当前位置：网站首页>制作实例分割数据集

制作实例分割数据集

2022-08-08 19:25:00 【SmileAtlas】

项目结构

├── data # 数据集
│   ├── data_annotated  # 标注的文件
│   │   ├── 0000.bmp
│   │   ├── 0000.json
│   ├── creat_txt.py
│   ├── classify_file.py
│   ├── labelme2coco.py
│   ├── labels.txt

创建labels.txt

__ignore__
_background_
A
B

划分数据集creat_txt.py

# -*- coding: utf-8 -*-
import os
import glob
import random

root = os.getcwd()
data_annotated_path = os.path.join(root, 'data_annotated')
txt_save_path = root
json_file_path = glob.glob(os.path.join(data_annotated_path, '*.json'))
img_file_path = glob.glob(os.path.join(data_annotated_path, '*.bmp'))

assert len(json_file_path) == len(img_file_path)

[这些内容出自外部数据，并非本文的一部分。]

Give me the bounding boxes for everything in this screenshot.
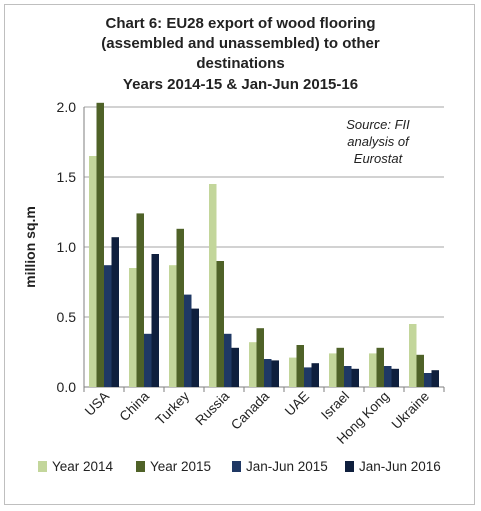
chart-title-line-2: (assembled and unassembled) to other — [101, 35, 380, 52]
x-category-label: Ukraine — [389, 389, 433, 433]
chart-frame — [4, 4, 475, 505]
bar-russia-jan-jun-2015 — [224, 333, 232, 387]
bar-russia-year-2015 — [216, 261, 224, 387]
legend-label: Year 2015 — [150, 459, 211, 474]
x-category-label: Turkey — [153, 388, 193, 428]
chart-title-line-1: Chart 6: EU28 export of wood flooring — [105, 15, 376, 32]
bar-uae-year-2014 — [289, 357, 297, 387]
x-category-label: Israel — [318, 389, 352, 423]
bar-russia-jan-jun-2016 — [231, 347, 239, 387]
x-category-label: UAE — [282, 389, 312, 419]
bar-turkey-jan-jun-2015 — [184, 294, 192, 387]
bar-china-jan-jun-2015 — [144, 333, 152, 387]
source-annotation: Source: FII analysis of Eurostat — [328, 116, 428, 167]
bar-canada-year-2015 — [256, 328, 264, 387]
bar-israel-year-2015 — [336, 347, 344, 387]
bar-ukraine-jan-jun-2015 — [424, 373, 432, 387]
bar-hong-kong-jan-jun-2015 — [384, 366, 392, 387]
bar-hong-kong-jan-jun-2016 — [391, 368, 399, 387]
legend-swatch — [38, 461, 47, 472]
bar-uae-jan-jun-2016 — [311, 363, 319, 387]
bar-hong-kong-year-2015 — [376, 347, 384, 387]
chart-title-line-3: destinations — [196, 55, 285, 72]
bar-israel-jan-jun-2015 — [344, 366, 352, 387]
bar-usa-jan-jun-2016 — [111, 237, 119, 387]
bar-ukraine-year-2014 — [409, 324, 417, 387]
bar-turkey-year-2014 — [169, 265, 177, 387]
y-tick-label: 1.0 — [57, 239, 77, 255]
legend-swatch — [136, 461, 145, 472]
source-line-1: Source: FII — [346, 117, 410, 132]
bar-canada-year-2014 — [249, 342, 257, 387]
legend-swatch — [232, 461, 241, 472]
y-tick-label: 1.5 — [57, 169, 77, 185]
bar-usa-jan-jun-2015 — [104, 265, 112, 387]
bar-turkey-year-2015 — [176, 228, 184, 387]
y-tick-label: 0.5 — [57, 309, 77, 325]
bar-usa-year-2015 — [96, 102, 104, 388]
source-line-2: analysis of — [347, 134, 409, 149]
x-category-label: USA — [82, 389, 112, 419]
legend-label: Year 2014 — [52, 459, 114, 474]
x-category-label: China — [117, 388, 153, 424]
bar-china-jan-jun-2016 — [151, 254, 159, 387]
source-line-3: Eurostat — [353, 151, 403, 166]
bar-hong-kong-year-2014 — [369, 353, 377, 387]
y-axis-label: million sq.m — [22, 206, 38, 288]
bar-canada-jan-jun-2016 — [271, 360, 279, 387]
bar-canada-jan-jun-2015 — [264, 359, 272, 387]
bar-china-year-2015 — [136, 213, 144, 387]
bar-ukraine-year-2015 — [416, 354, 424, 387]
bar-uae-jan-jun-2015 — [304, 367, 312, 387]
y-tick-label: 2.0 — [57, 99, 77, 115]
legend-swatch — [345, 461, 354, 472]
x-category-label: Russia — [192, 388, 232, 428]
legend-label: Jan-Jun 2015 — [246, 459, 328, 474]
bar-israel-jan-jun-2016 — [351, 368, 359, 387]
legend-label: Jan-Jun 2016 — [359, 459, 441, 474]
bar-uae-year-2015 — [296, 345, 304, 387]
bar-russia-year-2014 — [209, 184, 217, 387]
y-tick-label: 0.0 — [57, 379, 77, 395]
x-category-label: Canada — [228, 388, 272, 432]
bar-ukraine-jan-jun-2016 — [431, 370, 439, 387]
bar-israel-year-2014 — [329, 353, 337, 387]
bar-usa-year-2014 — [89, 156, 97, 387]
chart-title-line-4: Years 2014-15 & Jan-Jun 2015-16 — [122, 76, 359, 93]
bar-china-year-2014 — [129, 268, 137, 387]
bar-turkey-jan-jun-2016 — [191, 308, 199, 387]
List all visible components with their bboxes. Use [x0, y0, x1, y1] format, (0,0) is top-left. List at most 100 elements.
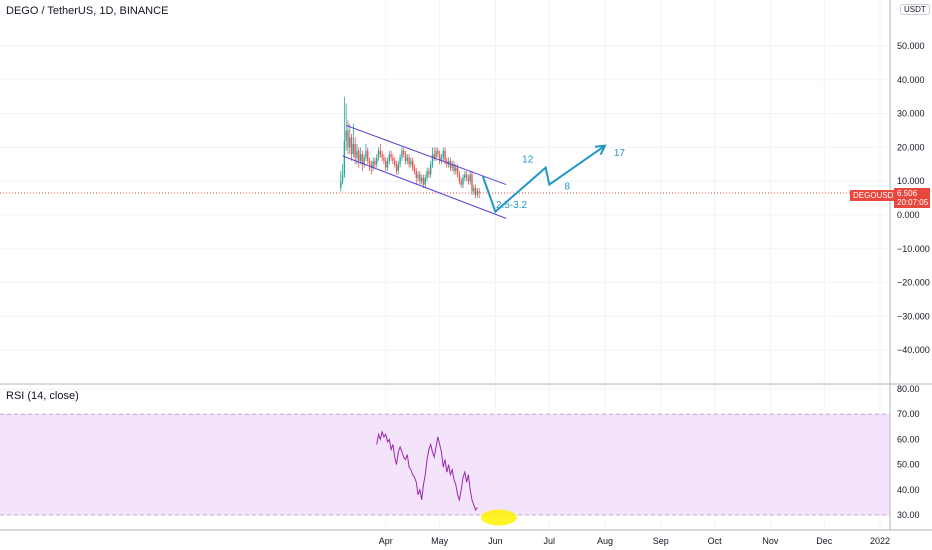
rsi-indicator-title[interactable]: RSI (14, close) [6, 390, 79, 402]
price-tick-label: −30.000 [897, 311, 930, 321]
candle-body [478, 191, 480, 194]
candle-body [383, 157, 385, 161]
candle-body [453, 164, 455, 172]
price-tag-symbol: DEGOUSDT [850, 190, 902, 201]
candle-body [350, 137, 353, 155]
x-tick-label: Apr [379, 536, 393, 546]
candle-body [444, 150, 446, 161]
rsi-line [376, 430, 517, 526]
rsi-polyline [376, 430, 478, 512]
candle-body [440, 157, 443, 161]
candle-body [462, 177, 464, 185]
candle-body [372, 160, 374, 168]
candle-body [349, 137, 351, 148]
price-tick-label: 0.000 [897, 210, 920, 220]
x-tick-label: Nov [762, 536, 779, 546]
price-tag-countdown: 20:07:05 [897, 198, 929, 207]
candle-body [359, 154, 362, 161]
rsi-band-fill [0, 414, 890, 515]
candle-body [394, 160, 396, 165]
candle-body [379, 150, 382, 155]
projection-label: 12 [522, 155, 534, 166]
x-tick-label: Sep [653, 536, 669, 546]
projection-label: 8 [564, 182, 570, 193]
x-tick-label: May [431, 536, 449, 546]
price-tag-price: 6.506 [897, 189, 918, 198]
candle-body [417, 174, 419, 178]
rsi-highlight-ellipse [480, 509, 517, 526]
candle-body [388, 154, 391, 161]
candle-body [410, 160, 412, 165]
candle-body [429, 164, 432, 175]
symbol-title: DEGO / TetherUS, 1D, BINANCE [6, 5, 169, 17]
candle-body [345, 130, 347, 141]
candle-body [424, 177, 426, 185]
candle-body [343, 140, 346, 175]
projection-arrowhead [594, 144, 607, 156]
price-tick-label: −40.000 [897, 345, 930, 355]
candle-body [356, 150, 358, 158]
price-tick-label: −10.000 [897, 244, 930, 254]
candle-body [469, 174, 471, 182]
projection-path [481, 144, 606, 214]
x-tick-label: Dec [816, 536, 833, 546]
wave-projection [481, 144, 607, 214]
candle-body [438, 154, 441, 161]
candle-body [341, 174, 344, 182]
candle-body [376, 157, 378, 165]
candle-body [428, 171, 430, 175]
candle-body [367, 150, 369, 161]
candle-body [401, 150, 403, 158]
x-tick-label: Jul [544, 536, 556, 546]
rsi-tick-label: 40.00 [897, 485, 920, 495]
candle-body [352, 144, 355, 155]
candle-body [437, 150, 439, 155]
candle-body [435, 150, 437, 158]
candle-body [370, 164, 373, 168]
candle-body [442, 150, 444, 158]
candle-body [426, 171, 428, 178]
projection-label: 17 [614, 148, 626, 159]
candle-body [340, 181, 342, 188]
candle-body [397, 164, 400, 172]
candle-body [354, 144, 356, 158]
candle-body [458, 174, 461, 182]
rsi-tick-label: 50.00 [897, 460, 920, 470]
candle-body [465, 174, 468, 178]
price-candles [340, 96, 480, 199]
x-tick-label: 2022 [870, 536, 890, 546]
candle-body [361, 154, 364, 165]
candle-body [406, 157, 408, 161]
candle-body [402, 150, 405, 155]
channel-upper-line [346, 124, 507, 186]
rsi-tick-label: 70.00 [897, 409, 920, 419]
candle-body [433, 154, 435, 158]
candle-body [347, 130, 349, 148]
candle-body [447, 160, 450, 165]
price-tick-label: −20.000 [897, 278, 930, 288]
candle-body [404, 154, 407, 161]
candle-body [395, 164, 398, 172]
candle-body [455, 167, 457, 172]
rsi-tick-label: 80.00 [897, 384, 920, 394]
projection-label: 2.5-3.2 [496, 200, 528, 211]
x-tick-label: Jun [488, 536, 503, 546]
candle-body [464, 174, 466, 178]
candle-body [408, 157, 410, 165]
price-tick-label: 30.000 [897, 109, 925, 119]
candle-body [368, 160, 371, 165]
channel-lower-line [342, 155, 507, 219]
candle-body [374, 160, 376, 165]
candle-body [451, 164, 453, 168]
currency-unit-badge[interactable]: USDT [900, 4, 930, 15]
last-price-tag: DEGOUSDT 6.506 20:07:05 [850, 188, 932, 208]
candle-body [363, 157, 365, 165]
candle-body [473, 187, 475, 192]
candle-body [420, 177, 423, 182]
price-tag-value: 6.506 20:07:05 [894, 188, 930, 208]
candle-body [385, 160, 387, 168]
candle-body [431, 154, 434, 165]
rsi-band [0, 413, 890, 516]
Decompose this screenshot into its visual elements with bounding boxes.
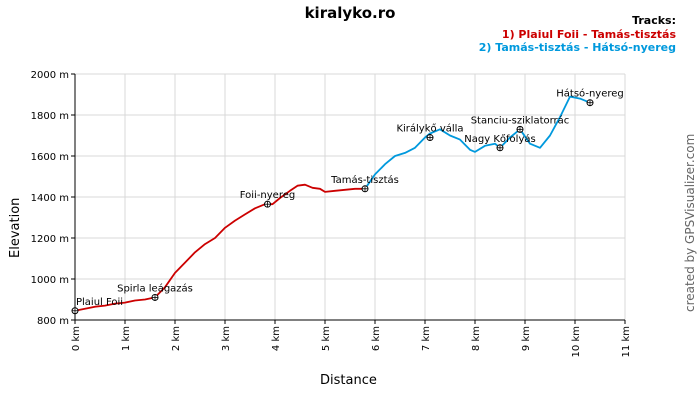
x-tick-label: 7 km [421,326,432,351]
y-tick-label: 1800 m [31,111,69,122]
y-tick-label: 1400 m [31,193,69,204]
waypoint-label: Stanciu-sziklatorrác [471,114,570,126]
waypoint-label: Foii-nyereg [240,190,295,201]
y-tick-label: 1600 m [31,152,69,163]
waypoint-label: Királykő válla [396,123,463,135]
x-tick-label: 11 km [621,326,632,357]
legend-heading: Tracks: [632,14,676,27]
waypoint-label: Spirla leágazás [117,282,193,294]
y-tick-label: 1200 m [31,234,69,245]
waypoint-label: Plaiul Foii [76,297,123,308]
legend-entry-track-2: 2) Tamás-tisztás - Hátsó-nyereg [478,41,676,54]
waypoint-label: Nagy Kőfolyás [464,133,535,145]
x-tick-label: 4 km [271,326,282,351]
waypoint-label: Tamás-tisztás [330,174,399,186]
x-tick-label: 6 km [371,326,382,351]
x-tick-label: 8 km [471,326,482,351]
x-tick-label: 5 km [321,326,332,351]
x-axis-label: Distance [320,373,377,388]
legend-entry-track-1: 1) Plaiul Foii - Tamás-tisztás [501,28,676,41]
y-tick-label: 800 m [37,316,69,327]
waypoint-label: Hátsó-nyereg [556,88,624,100]
x-tick-label: 0 km [71,326,82,351]
y-tick-label: 1000 m [31,275,69,286]
series-line-2 [364,95,591,190]
x-tick-label: 2 km [171,326,182,351]
x-tick-label: 3 km [221,326,232,351]
x-tick-label: 1 km [121,326,132,351]
x-tick-label: 10 km [571,326,582,357]
chart-title: kiralyko.ro [304,4,396,22]
x-tick-label: 9 km [521,326,532,351]
series-line-1 [74,183,365,312]
y-tick-label: 2000 m [31,70,69,81]
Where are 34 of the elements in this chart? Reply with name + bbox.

trainval_percent = 1  # No test sample
train_percent = 0.9

num = len(json_file_path)
list = range(num)
tv = int(num * trainval_percent)
tr = int(tv * train_percent)
trainval = random.sample(list, tv)
train = random.sample(trainval, tr)

f_trainval = open(os.path.join(root, 'trainval2017.txt'), 'w')
f_train = open(os.path.join(root, 'train2017.txt'), 'w')
f_val = open(os.path.join(root, 'val2017.txt'), 'w')
f_test = open(os.path.join(root, 'test2017.txt'), 'w')

for i in list:
    name = os.path.basename(json_file_path[i]).split('.')[0] + '\n'
    if i in trainval:
        f_trainval.write(name)
        if i in train:
            f_train.write(name)
        else:
            f_val.write(name)
    else:
        f_test.write(name)
f_trainval.close()
f_train.close()
f_val.close()
f_test.close()
print('Create_txt Done')

得到以下几个文件

├── data # 数据集
│   ├── test2017.txt
│   ├── train2017.txt
│   ├── trainval2017.txt
│   ├── val2017.txt

拷贝到对应文件夹classify_file.py

import shutil
import os
import os.path as osp

sets = ['train2017', 'val2017', 'test2017']
for image_set in sets:
    if osp.exists(image_set):
        shutil.rmtree(image_set)
        print('Deleted previous %s file and created a new one' % image_set)
    os.makedirs(image_set)
    json_path = '%s' % image_set
    if osp.exists(json_path):
        shutil.rmtree(json_path)
        print('Deleted previous %s file and created a new one' % json_path)
    os.makedirs(json_path)
    image_ids = open('./%s.txt' % image_set).read().strip().split()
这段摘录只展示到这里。